A limitation of our study is that dermatome level had not been evaluated during the two hours post operative survey. Indeed, only M0 dermatome level was recorded. This could have created a bias because postoperative IAP value could be related to the level of anesthesia rather than to the effect of delivery in pregnant women. However, as the usual reported duration of action of bupivacaine is 90–120 minutes, we believe that it could have influenced IAP value up to the M60 measurement, considering the timing of cesarean section and of patient transfer to post operative recovery area. As we did not observe any significant change of IAP before and after M60, we therefore believe that the influence of spinal anesthesia may be relatively low. To confirm our data, a specific evaluation of IAP before and after spinal anaesthesia administration is warranted as well as an evaluation of dermatome level during the two hours in the postoperative area.

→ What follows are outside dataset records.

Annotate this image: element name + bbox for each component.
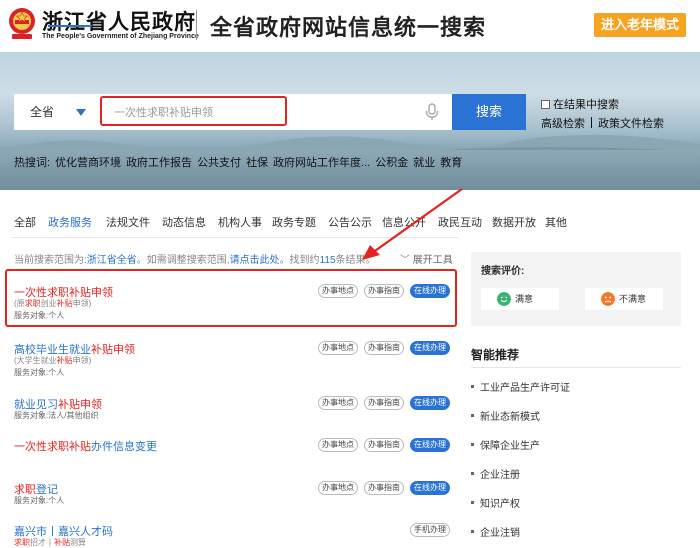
guide-button[interactable]: 办事指南 — [364, 481, 404, 495]
unsatisfied-label: 不满意 — [619, 294, 647, 304]
result-item: 嘉兴市丨嘉兴人才码 求职招才丨补贴测算 手机办理 — [14, 523, 454, 547]
hot-word[interactable]: 政府网站工作年度... — [273, 157, 370, 169]
result-count: 115 — [319, 255, 336, 266]
scope-middle: 。如需调整搜索范围, — [136, 255, 230, 266]
recommend-item[interactable]: 保障企业生产 — [471, 437, 540, 452]
search-in-results-label: 在结果中搜索 — [553, 99, 619, 111]
guide-button[interactable]: 办事指南 — [364, 438, 404, 452]
advanced-search-link[interactable]: 高级检索 — [541, 118, 585, 130]
active-tab-indicator — [48, 25, 92, 27]
tab-regulations[interactable]: 法规文件 — [106, 214, 150, 230]
hot-word[interactable]: 公积金 — [375, 157, 408, 169]
happy-face-icon — [497, 292, 511, 306]
tab-other[interactable]: 其他 — [545, 214, 567, 230]
count-prefix: 。找到约 — [279, 255, 320, 266]
result-title[interactable]: 一次性求职补贴办件信息变更 — [14, 438, 157, 454]
scope-prefix: 当前搜索范围为: — [14, 255, 87, 266]
result-subtitle: (大学生就业补贴申领) — [14, 356, 92, 365]
site-header: 浙江省人民政府 The People's Government of Zheji… — [0, 0, 700, 52]
site-name: 浙江省人民政府 — [42, 9, 196, 34]
elder-mode-button[interactable]: 进入老年模式 — [594, 13, 686, 37]
sad-face-icon — [601, 292, 615, 306]
search-evaluation: 搜索评价: 满意 不满意 — [471, 252, 681, 326]
service-target: 服务对象:个人 — [14, 368, 65, 377]
online-apply-button[interactable]: 在线办理 — [410, 481, 450, 495]
scope-dropdown-icon[interactable] — [76, 109, 86, 116]
location-button[interactable]: 办事地点 — [318, 396, 358, 410]
hot-word[interactable]: 教育 — [440, 157, 462, 169]
service-target: 服务对象:个人 — [14, 496, 65, 505]
search-in-results-checkbox[interactable] — [541, 100, 550, 109]
advanced-links: 高级检索 政策文件检索 — [541, 115, 664, 131]
recommend-item[interactable]: 新业态新模式 — [471, 408, 540, 423]
recommend-divider — [471, 367, 681, 368]
page-title: 全省政府网站信息统一搜索 — [210, 15, 487, 41]
result-subtitle: 求职招才丨补贴测算 — [14, 538, 86, 547]
tab-personnel[interactable]: 机构人事 — [218, 214, 262, 230]
header-divider — [196, 10, 197, 40]
online-apply-button[interactable]: 在线办理 — [410, 438, 450, 452]
result-item: 高校毕业生就业补贴申领 (大学生就业补贴申领) 服务对象:个人 办事地点 办事指… — [14, 341, 454, 391]
hot-word[interactable]: 政府工作报告 — [126, 157, 192, 169]
link-divider — [591, 117, 592, 128]
satisfied-label: 满意 — [515, 294, 534, 304]
tab-open-data[interactable]: 数据开放 — [492, 214, 536, 230]
search-in-results[interactable]: 在结果中搜索 — [541, 96, 619, 112]
hot-search-words: 热搜词: 优化营商环境 政府工作报告 公共支付 社保 政府网站工作年度... 公积金 就业 教育 — [14, 154, 467, 170]
evaluation-title: 搜索评价: — [481, 266, 525, 277]
online-apply-button[interactable]: 在线办理 — [410, 341, 450, 355]
search-scope-info: 当前搜索范围为:浙江省全省。如需调整搜索范围,请点击此处。找到约115条结果。 — [14, 251, 376, 266]
tab-gov-services[interactable]: 政务服务 — [48, 214, 92, 230]
recommend-item[interactable]: 企业注册 — [471, 466, 520, 481]
location-button[interactable]: 办事地点 — [318, 438, 358, 452]
search-button[interactable]: 搜索 — [452, 94, 526, 130]
change-scope-link[interactable]: 请点击此处 — [230, 255, 280, 266]
site-name-en: The People's Government of Zhejiang Prov… — [42, 33, 199, 40]
hot-search-label: 热搜词: — [14, 157, 51, 169]
location-button[interactable]: 办事地点 — [318, 341, 358, 355]
unsatisfied-button[interactable]: 不满意 — [585, 288, 663, 310]
tab-news[interactable]: 动态信息 — [162, 214, 206, 230]
service-target: 服务对象:法人/其他组织 — [14, 411, 99, 420]
hot-word[interactable]: 就业 — [413, 157, 435, 169]
recommend-item[interactable]: 企业注销 — [471, 524, 520, 539]
online-apply-button[interactable]: 在线办理 — [410, 396, 450, 410]
recommend-item[interactable]: 知识产权 — [471, 495, 520, 510]
annotation-arrow — [362, 188, 463, 260]
guide-button[interactable]: 办事指南 — [364, 341, 404, 355]
recommend-item[interactable]: 工业产品生产许可证 — [471, 379, 570, 394]
location-button[interactable]: 办事地点 — [318, 481, 358, 495]
hot-word[interactable]: 社保 — [246, 157, 268, 169]
hot-word[interactable]: 公共支付 — [197, 157, 241, 169]
microphone-icon[interactable] — [424, 103, 440, 121]
mobile-apply-button[interactable]: 手机办理 — [410, 523, 450, 537]
scope-value: 浙江省全省 — [86, 255, 137, 266]
hot-word[interactable]: 优化营商环境 — [55, 157, 121, 169]
guide-button[interactable]: 办事指南 — [364, 396, 404, 410]
input-highlight-box — [100, 96, 287, 126]
result-highlight-box — [5, 269, 457, 327]
tab-topics[interactable]: 政务专题 — [272, 214, 316, 230]
policy-search-link[interactable]: 政策文件检索 — [598, 118, 664, 130]
satisfied-button[interactable]: 满意 — [481, 288, 559, 310]
tab-all[interactable]: 全部 — [14, 214, 36, 230]
national-emblem-icon — [9, 8, 35, 39]
recommend-title: 智能推荐 — [471, 348, 520, 362]
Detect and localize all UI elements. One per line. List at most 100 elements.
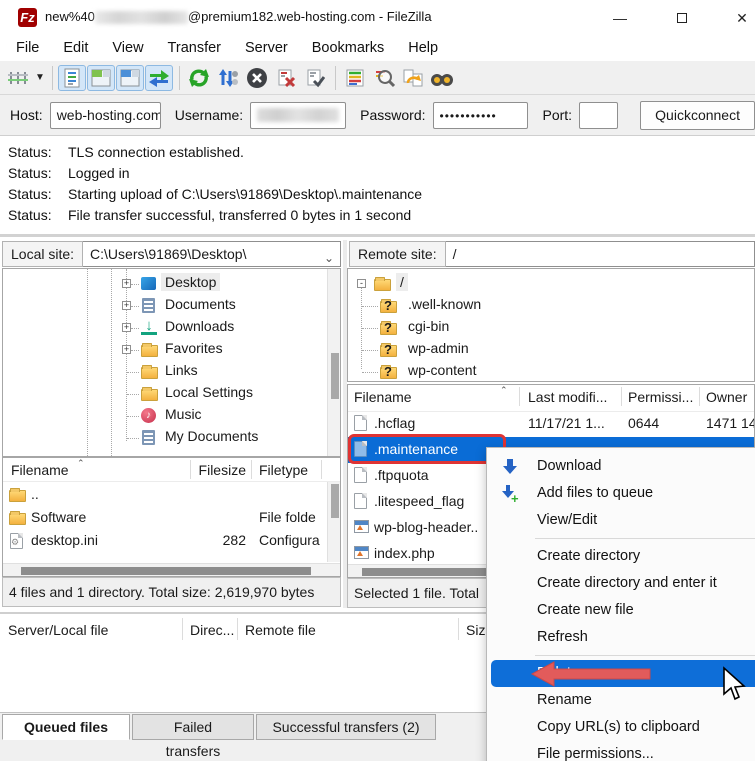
local-tree-item-desktop[interactable]: + Desktop — [3, 273, 340, 295]
site-manager-dropdown-icon[interactable]: ▼ — [33, 65, 47, 91]
expander-icon[interactable]: + — [122, 323, 131, 332]
window-title-prefix: new%40 — [45, 9, 95, 24]
menu-item-create-new-file[interactable]: Create new file — [487, 597, 755, 624]
menu-item-copy-url[interactable]: Copy URL(s) to clipboard — [487, 714, 755, 741]
local-tree-item-downloads[interactable]: + ↓ Downloads — [3, 317, 340, 339]
file-icon — [354, 467, 367, 483]
file-modified: 11/17/21 1... — [528, 415, 605, 431]
column-header-direction[interactable]: Direc... — [190, 622, 234, 638]
menu-help[interactable]: Help — [396, 37, 450, 59]
menu-item-refresh[interactable]: Refresh — [487, 624, 755, 651]
compare-icon[interactable] — [370, 65, 398, 91]
column-header-last-modified[interactable]: Last modifi... — [528, 389, 607, 405]
remote-path-input[interactable]: / — [446, 241, 755, 267]
column-header-filename[interactable]: Filename — [11, 462, 69, 478]
toggle-log-icon[interactable] — [58, 65, 86, 91]
column-header-remote-file[interactable]: Remote file — [245, 622, 316, 638]
local-tree-scrollbar[interactable] — [327, 269, 340, 457]
annotation-red-box — [348, 434, 506, 464]
reconnect-icon[interactable] — [301, 65, 329, 91]
menu-item-create-directory-enter[interactable]: Create directory and enter it — [487, 570, 755, 597]
scrollbar-thumb[interactable] — [331, 353, 339, 399]
local-tree-item-favorites[interactable]: + Favorites — [3, 339, 340, 361]
annotation-red-arrow — [520, 655, 660, 695]
file-name: desktop.ini — [31, 532, 98, 548]
disconnect-icon[interactable] — [272, 65, 300, 91]
file-icon — [354, 493, 367, 509]
scrollbar-thumb[interactable] — [21, 567, 311, 575]
refresh-icon[interactable] — [185, 65, 213, 91]
file-icon — [354, 415, 367, 431]
expander-icon[interactable]: + — [122, 301, 131, 310]
menu-item-view-edit[interactable]: View/Edit — [487, 507, 755, 534]
menu-server[interactable]: Server — [233, 37, 300, 59]
expander-icon[interactable]: + — [122, 279, 131, 288]
remote-tree-item-wp-content[interactable]: ? wp-content — [348, 361, 754, 382]
local-list-hscrollbar[interactable] — [3, 563, 341, 576]
menu-item-file-permissions[interactable]: File permissions... — [487, 741, 755, 761]
column-header-permissions[interactable]: Permissi... — [628, 389, 693, 405]
tab-failed-transfers[interactable]: Failed transfers — [132, 714, 254, 740]
menu-file[interactable]: File — [4, 37, 51, 59]
remote-tree-item-wp-admin[interactable]: ? wp-admin — [348, 339, 754, 361]
local-tree-item-my-documents[interactable]: My Documents — [3, 427, 340, 449]
host-input[interactable]: web-hosting.com — [50, 102, 161, 129]
menu-item-create-directory[interactable]: Create directory — [487, 543, 755, 570]
menu-item-add-files-to-queue[interactable]: + Add files to queue — [487, 480, 755, 507]
php-file-icon — [354, 520, 369, 533]
local-tree-item-documents[interactable]: + Documents — [3, 295, 340, 317]
file-row-parent[interactable]: .. — [3, 483, 340, 506]
remote-tree-item-well-known[interactable]: ? .well-known — [348, 295, 754, 317]
username-input[interactable] — [250, 102, 346, 129]
filter-icon[interactable] — [341, 65, 369, 91]
quickconnect-button[interactable]: Quickconnect — [640, 101, 755, 130]
tab-queued-files[interactable]: Queued files — [2, 714, 130, 740]
password-input[interactable]: ••••••••••• — [433, 102, 529, 129]
status-message: Logged in — [68, 165, 130, 181]
file-row-software[interactable]: Software File folde — [3, 506, 340, 529]
find-files-icon[interactable] — [428, 65, 456, 91]
site-manager-icon[interactable] — [4, 65, 32, 91]
config-file-icon — [10, 533, 23, 549]
remote-tree-item-root[interactable]: - / — [348, 273, 754, 295]
column-header-server-local-file[interactable]: Server/Local file — [8, 622, 108, 638]
toggle-remote-tree-icon[interactable] — [116, 65, 144, 91]
local-list-scrollbar[interactable] — [327, 482, 340, 562]
local-tree-item-music[interactable]: ♪ Music — [3, 405, 340, 427]
remote-tree-item-cgi-bin[interactable]: ? cgi-bin — [348, 317, 754, 339]
column-header-filesize[interactable]: Filesize — [186, 462, 246, 478]
local-path-combo[interactable]: C:\Users\91869\Desktop\ ⌄ — [83, 241, 341, 267]
sync-browsing-icon[interactable] — [399, 65, 427, 91]
menu-transfer[interactable]: Transfer — [156, 37, 233, 59]
menu-edit[interactable]: Edit — [51, 37, 100, 59]
local-tree-item-links[interactable]: Links — [3, 361, 340, 383]
process-queue-icon[interactable] — [214, 65, 242, 91]
toggle-local-tree-icon[interactable] — [87, 65, 115, 91]
menu-view[interactable]: View — [100, 37, 155, 59]
file-row-desktop-ini[interactable]: desktop.ini 282 Configura — [3, 529, 340, 552]
port-label: Port: — [542, 107, 572, 123]
scrollbar-thumb[interactable] — [331, 484, 339, 518]
chevron-down-icon[interactable]: ⌄ — [324, 246, 334, 267]
collapse-icon[interactable]: - — [357, 279, 366, 288]
menu-bookmarks[interactable]: Bookmarks — [300, 37, 397, 59]
tab-successful-transfers[interactable]: Successful transfers (2) — [256, 714, 436, 740]
file-type: File folde — [259, 509, 323, 525]
column-header-filename[interactable]: Filename — [354, 389, 412, 405]
expander-icon[interactable]: + — [122, 345, 131, 354]
column-header-filetype[interactable]: Filetype — [259, 462, 308, 478]
folder-question-icon: ? — [380, 323, 397, 335]
local-site-label: Local site: — [2, 241, 83, 267]
window-title: new%40@premium182.web-hosting.com - File… — [45, 9, 432, 24]
port-input[interactable] — [579, 102, 618, 129]
minimize-button[interactable]: — — [606, 8, 634, 28]
local-tree-item-local-settings[interactable]: Local Settings — [3, 383, 340, 405]
cancel-icon[interactable] — [243, 65, 271, 91]
toggle-queue-icon[interactable] — [145, 65, 173, 91]
maximize-button[interactable] — [668, 8, 696, 28]
menu-item-download[interactable]: Download — [487, 453, 755, 480]
close-button[interactable]: ✕ — [728, 8, 755, 28]
column-header-owner[interactable]: Owner — [706, 389, 747, 405]
status-label: Status: — [0, 186, 68, 202]
username-label: Username: — [175, 107, 243, 123]
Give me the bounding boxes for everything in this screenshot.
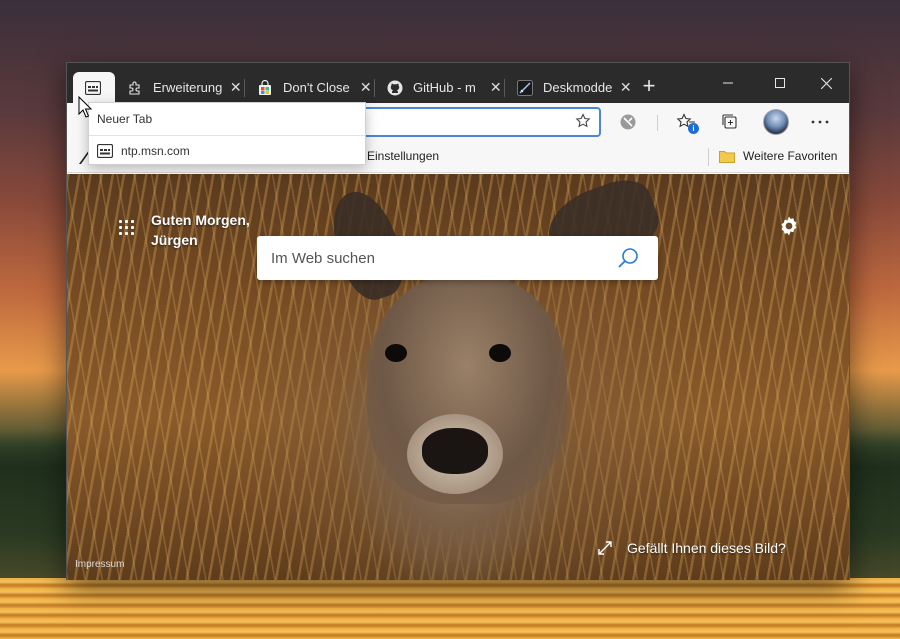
tab-title: Deskmodder <box>543 80 613 95</box>
minimize-button[interactable] <box>705 69 751 97</box>
favorites-button[interactable]: i <box>673 109 699 135</box>
close-icon[interactable]: ✕ <box>358 79 373 96</box>
toolbar-divider <box>657 115 658 131</box>
favorite-label: Einstellungen <box>367 149 440 163</box>
greeting-line: Guten Morgen, <box>151 212 250 228</box>
gear-icon[interactable] <box>777 214 801 238</box>
background-image-eye <box>385 344 407 362</box>
app-launcher-icon[interactable] <box>119 220 135 236</box>
store-icon <box>257 79 273 96</box>
hover-card-url-text: ntp.msn.com <box>121 144 190 158</box>
desktop-background-water <box>0 578 900 639</box>
tab-strip: Erweiterungen ✕ Don't Close ✕ GitHub - m… <box>67 63 849 103</box>
newtab-page-icon <box>97 144 113 158</box>
close-icon[interactable]: ✕ <box>618 79 633 96</box>
new-tab-page: Guten Morgen, Jürgen Impressum Gefällt I… <box>67 174 849 580</box>
github-icon <box>387 80 403 96</box>
tab-dont-close[interactable]: Don't Close ✕ <box>245 72 373 103</box>
tab-title: GitHub - m <box>413 80 476 95</box>
tab-title: Don't Close <box>283 80 350 95</box>
new-tab-button[interactable]: + <box>637 75 661 99</box>
greeting: Guten Morgen, Jürgen <box>151 210 250 250</box>
tab-erweiterungen[interactable]: Erweiterungen ✕ <box>115 72 243 103</box>
close-window-button[interactable] <box>803 69 849 97</box>
favorite-item-einstellungen[interactable]: Einstellungen <box>367 149 439 163</box>
maximize-button[interactable] <box>757 69 803 97</box>
other-favorites-folder[interactable]: Weitere Favoriten <box>719 149 837 163</box>
info-badge: i <box>688 123 699 134</box>
favorites-divider <box>708 148 709 166</box>
tab-title: Erweiterungen <box>153 80 223 95</box>
folder-icon <box>719 150 735 163</box>
expand-icon <box>597 540 613 556</box>
star-icon[interactable] <box>575 113 591 134</box>
background-image-nose <box>422 428 488 474</box>
collections-button[interactable] <box>717 109 743 135</box>
mouse-cursor-icon <box>78 95 93 118</box>
close-icon[interactable]: ✕ <box>228 79 243 96</box>
web-search-box <box>257 236 658 280</box>
close-icon[interactable]: ✕ <box>488 79 503 96</box>
profile-avatar[interactable] <box>763 109 789 135</box>
search-input[interactable] <box>257 236 597 280</box>
like-image-link[interactable]: Gefällt Ihnen dieses Bild? <box>597 540 786 556</box>
hover-card-url: ntp.msn.com <box>97 144 190 158</box>
tab-deskmodder[interactable]: Deskmodder ✕ <box>505 72 633 103</box>
tab-github[interactable]: GitHub - m ✕ <box>375 72 503 103</box>
background-image-eye <box>489 344 511 362</box>
impressum-link[interactable]: Impressum <box>75 559 124 570</box>
search-icon[interactable] <box>616 246 640 270</box>
tab-hover-card: Neuer Tab ntp.msn.com <box>88 102 366 165</box>
puzzle-icon <box>127 80 143 96</box>
more-menu-button[interactable] <box>807 109 833 135</box>
folder-label: Weitere Favoriten <box>743 149 838 163</box>
greeting-name: Jürgen <box>151 232 198 248</box>
like-image-label: Gefällt Ihnen dieses Bild? <box>627 540 786 556</box>
hover-card-divider <box>89 135 365 136</box>
hover-card-title: Neuer Tab <box>97 112 153 126</box>
newtab-page-icon <box>85 80 101 96</box>
deskmodder-icon <box>517 79 533 96</box>
extension-icon[interactable] <box>615 109 641 135</box>
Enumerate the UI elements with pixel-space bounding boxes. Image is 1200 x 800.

In conclusion, the range of IAP in women measured before elective cesarean is significantly higher than after cesarean delivery. The value of IAP after delivery remained steady during at least two hours at the level of postoperative classical short abdominal surgery. The knowledge of these physiological changes in IAP values may help prevent organ dysfunction/failure when abdominal compartment syndrome occurs. Further studies are needed to confirm our results, both for clinical situations requiring IAP measurements after delivery and also regarding the post operative threshold for IAP where an additional treatment is needed.
Funding Statement
The authors have no support or funding to report.